Much debate has centered on the meaning of Watergate. For their part, Woodward and Bernstein, sharing a byline for the first time in more than three decades, recently wrote in The Washington Post that Watergate really represented five overlapping wars that Nixon was conducting -- against the anti-Vietnam movement, the news media, Democrats, the judiciary and history itself.
Nixon was a criminal to be sure, even if he never quite saw it that way. He broke the law, was willing to bribe, burgle, wiretap, lie and extort for political gain. Somewhere along his dark path of consuming paranoia, he lost any flicker of light to help him see that he was lost. Woodward and Bernstein say that our allegiance to the adage that the cover-up is always worse than the crime is misplaced in Nixon's case.

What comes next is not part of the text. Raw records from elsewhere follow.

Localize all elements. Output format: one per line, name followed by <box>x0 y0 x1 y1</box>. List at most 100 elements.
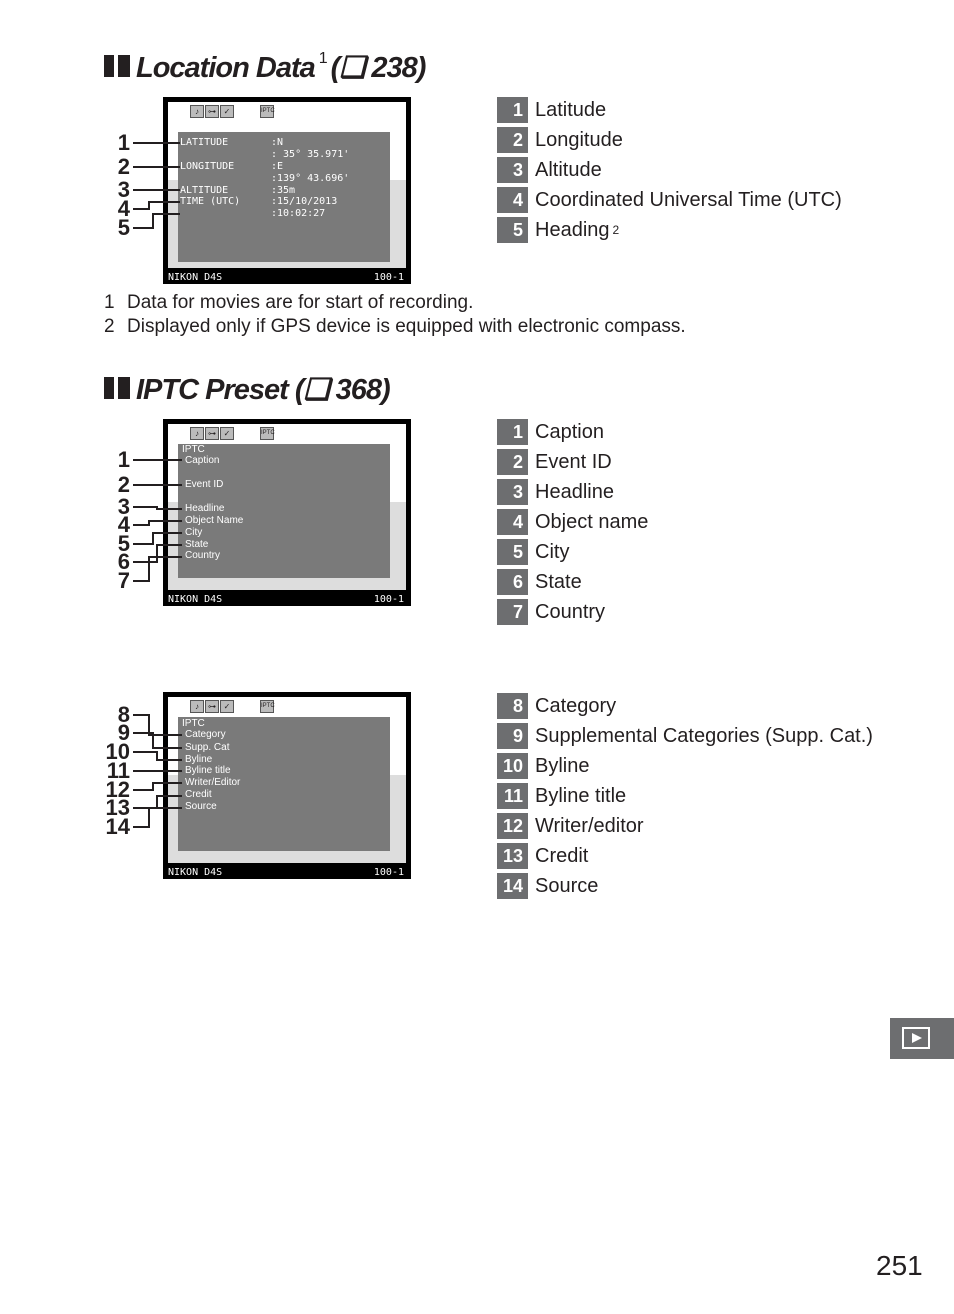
legend-number: 4 <box>497 187 528 213</box>
legend-number: 2 <box>497 449 528 475</box>
screen-label: Event ID <box>185 479 224 490</box>
iptc-icon: IPTC <box>260 427 275 440</box>
legend-number: 2 <box>497 127 528 153</box>
section-marker-icon <box>104 55 130 77</box>
legend-number: 13 <box>497 843 528 869</box>
legend-number: 5 <box>497 217 528 243</box>
legend-item: 8 Category <box>497 691 873 721</box>
legend-number: 11 <box>497 783 528 809</box>
footnote-ref: 2 <box>612 223 620 237</box>
iptc-screen-b: ♪ ⊶ ✓ IPTC IPTC Category Supp. Cat Byline … <box>163 692 411 879</box>
screen-label: Source <box>185 801 217 812</box>
legend-item: 5 Heading 2 <box>497 215 842 245</box>
screen-label: TIME (UTC) <box>180 196 241 207</box>
legend-label: Latitude <box>535 98 607 121</box>
footnotes: 1 Data for movies are for start of record… <box>104 291 686 339</box>
page-ref: (❑ 238) <box>330 52 427 84</box>
voice-memo-icon: ♪ <box>190 427 204 440</box>
legend-label: Supplemental Categories (Supp. Cat.) <box>535 724 873 747</box>
callout-number: 5 <box>117 215 130 240</box>
legend-item: 4 Object name <box>497 507 648 537</box>
legend-label: Source <box>535 874 599 897</box>
screen-label: City <box>185 527 203 538</box>
screen-label: Country <box>185 550 221 561</box>
screen-label: LATITUDE <box>180 137 229 148</box>
file-number: 100-1 <box>373 867 404 878</box>
legend-item: 14 Source <box>497 871 873 901</box>
legend-number: 8 <box>497 693 528 719</box>
playback-tab <box>890 1018 954 1059</box>
protect-icon: ⊶ <box>205 700 219 713</box>
file-number: 100-1 <box>373 594 404 605</box>
legend-number: 9 <box>497 723 528 749</box>
screen-label: Headline <box>185 503 225 514</box>
page-number: 251 <box>876 1250 923 1281</box>
legend-label: Event ID <box>535 450 612 473</box>
legend-item: 4 Coordinated Universal Time (UTC) <box>497 185 842 215</box>
screen-value: :N <box>271 137 284 148</box>
iptc-legend-b: 8 Category 9 Supplemental Categories (Supp.… <box>497 691 873 901</box>
legend-number: 1 <box>497 97 528 123</box>
footnote-ref: 1 <box>318 50 328 67</box>
legend-number: 3 <box>497 157 528 183</box>
legend-item: 6 State <box>497 567 648 597</box>
legend-item: 3 Headline <box>497 477 648 507</box>
legend-label: City <box>535 540 570 563</box>
retouch-icon: ✓ <box>220 105 234 118</box>
legend-label: Longitude <box>535 128 623 151</box>
heading-iptc-preset: IPTC Preset (❑ 368) <box>104 372 391 407</box>
camera-model: NIKON D4S <box>168 272 223 283</box>
legend-number: 3 <box>497 479 528 505</box>
legend-label: Writer/editor <box>535 814 644 837</box>
legend-number: 6 <box>497 569 528 595</box>
section-marker-icon <box>104 377 130 399</box>
legend-item: 3 Altitude <box>497 155 842 185</box>
location-data-screen: ♪ ⊶ ✓ IPTC LATITUDE LONGITUDE ALTITUDE TIM… <box>163 97 411 284</box>
voice-memo-icon: ♪ <box>190 105 204 118</box>
legend-item: 2 Event ID <box>497 447 648 477</box>
voice-memo-icon: ♪ <box>190 700 204 713</box>
legend-item: 13 Credit <box>497 841 873 871</box>
legend-item: 1 Caption <box>497 417 648 447</box>
heading-location-data: Location Data 1 (❑ 238) <box>104 50 427 85</box>
legend-item: 11 Byline title <box>497 781 873 811</box>
iptc-legend-a: 1 Caption 2 Event ID 3 Headline 4 Object name 5 C… <box>497 417 648 627</box>
callout-number: 2 <box>117 154 130 179</box>
screen-label: Caption <box>185 455 220 466</box>
callout-number: 14 <box>105 814 130 839</box>
screen-label: Supp. Cat <box>185 742 230 753</box>
legend-item: 2 Longitude <box>497 125 842 155</box>
callout-number: 7 <box>117 568 130 593</box>
playback-icon <box>902 1027 930 1049</box>
legend-number: 12 <box>497 813 528 839</box>
legend-item: 12 Writer/editor <box>497 811 873 841</box>
screen-label: Byline title <box>185 765 231 776</box>
page-ref: (❑ 368) <box>294 374 391 406</box>
legend-label: Country <box>535 600 606 623</box>
camera-model: NIKON D4S <box>168 594 223 605</box>
legend-label: Credit <box>535 844 589 867</box>
legend-label: Byline <box>535 754 590 777</box>
legend-item: 5 City <box>497 537 648 567</box>
legend-number: 14 <box>497 873 528 899</box>
title: IPTC Preset <box>136 374 289 406</box>
title: Location Data <box>136 52 316 84</box>
legend-item: 7 Country <box>497 597 648 627</box>
screen-label: Object Name <box>185 515 244 526</box>
callout-number: 1 <box>117 130 130 155</box>
legend-number: 7 <box>497 599 528 625</box>
legend-number: 5 <box>497 539 528 565</box>
screen-value: :10:02:27 <box>271 208 326 219</box>
protect-icon: ⊶ <box>205 105 219 118</box>
legend-label: Altitude <box>535 158 602 181</box>
iptc-icon: IPTC <box>260 105 275 118</box>
screen-label: Category <box>185 729 226 740</box>
legend-number: 10 <box>497 753 528 779</box>
legend-label: Heading <box>535 218 610 241</box>
legend-label: State <box>535 570 582 593</box>
callout-number: 1 <box>117 447 130 472</box>
file-number: 100-1 <box>373 272 404 283</box>
legend-label: Object name <box>535 510 649 533</box>
footnote: 1 Data for movies are for start of record… <box>104 292 474 313</box>
legend-label: Byline title <box>535 784 627 807</box>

Beyond the obvious, Nixon and the Watergate episode did great, perhaps irreparable, harm to the American spirit. A generation already traumatized by a war that ended up killing 58,000 of its brothers, boyfriends, husbands and fathers lost any remaining innocence, as well as trust in authority and faith in governmental institutions. The flag our forefathers raised on the moral high ground looked suddenly shabby and soiled.
When even the president of the United States was willing to burglarize the American people, there was no one left to trust. Adding insult, the entire episode was a cheap suit, sleazy and banal. Could the greatest nation in human history really be driven to a constitutional crisis by a bungled, third-rate burglary?
Not incidentally, Watergate also created something else of significance -- the celebrity journalist and a generation of wannabe Woodwards and Bernsteins. Those of us who found our way to newsrooms all wanted the big story, if not necessarily the movie with attendant fame and fortune. What most realized rather quickly was that journalism was more like laying bricks than leaping tall buildings. Deep Throat was just a disgusting porn flick and The Big Story was more likely a city council debate over tax millage rates.
We couldn't all be Woodwards and Bernsteins, it turned out, but the presumption of corruption and government as the enemy was a pervasive, defining force in newsrooms across the nation. And this force in turn helped shape a relentless cynicism that persists today even as it morphs into something else.
And what is that? Hard to say, but a country without faith or trust in its institutions -- from the presidency to Congress to the judiciary and even to the once glorious, swashbuckling, truth-seeking press -- is going to have a rough go of things. As seems to be the case. Given the spoils of what took place on June 17, 1972, at the Watergate office building, Nixon was no petty thief. He was a grand larcenist.
Whether we can recover those stolen goods -- nothing less than America's promise to itself -- is Watergate's true legacy and it is punctuated with a question mark.